Skip to main content

Keep your local python scripts installed and in sync with a databricks notebook. Shortens the feedback loop to develop projects using a hybrid enviroment

Project description

Databricks-Rocket

PyPI version PyPI downloads

Databricks-Rocket (short db-rockets), keeps your local Python scripts installed and synchronized with a Databricks notebook. Every change on your local machine is automatically reflected in the notebook. This shortens the feedback loop for developing git-based projects and eliminates the need to set up a local development environment.

Installation

Install databricks-rocket using pip:

pip install databricks-rocket

Setup

Ensure you've created a personal access token in Databricks (offical documentation). Afterward, set up the Databricks CLI by executing:

databricks configure --token

Alternatively, you can set the Databricks token and host in your environment variables:

export DATABRICKS_HOST="mydatabrickshost"
export DATABRICKS_TOKEN="mydatabrickstoken"

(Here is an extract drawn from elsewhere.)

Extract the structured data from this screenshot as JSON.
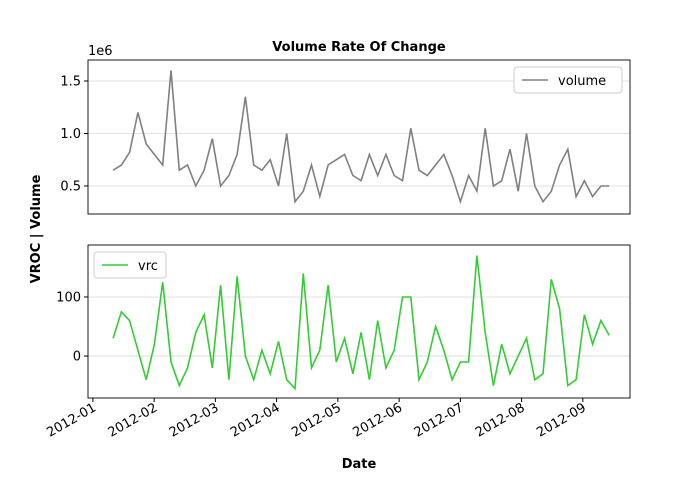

If your project isn't already a pip package, you'll need to convert it into one. Use dbrocket for this:

rocket setup

Will create a setup.py for you.

Usage

To Sync Your Project

By default, databricks-rocket syncs your project to DBFS automatically. This allows you to update your code and have those changes reflected in your Databricks notebook without restarting the Python kernel. Simply execute:

rocket launch

You'll then receive the exact command to run in your notebook. Example:

stevenmi@MacBook db-rocket % rocket launch --watch=False
>> Watch activated. Uploaded your project to databricks. Install your project in your databricks notebook by running:
>> %pip install --upgrade pip
>> %pip install  -r /dbfs/temp/stevenmi/db-rocket/requirements.txt
>> %pip install --no-deps -e /dbfs/temp/stevenmi/db-rocket

and following in a new Python cell:
>> %load_ext autoreload
>> %autoreload 2

Finally, add the content in you databricks notebook: imgs/img_2.png

Include non-python files

Upload all root level json files:

rocket launch --glob_path="*,json"

On top also upload all env files:

rocket launch --glob_path="[\"*.json\", \".env*\"]"

When specifying lists, be mindful about the formatting of the parameter string.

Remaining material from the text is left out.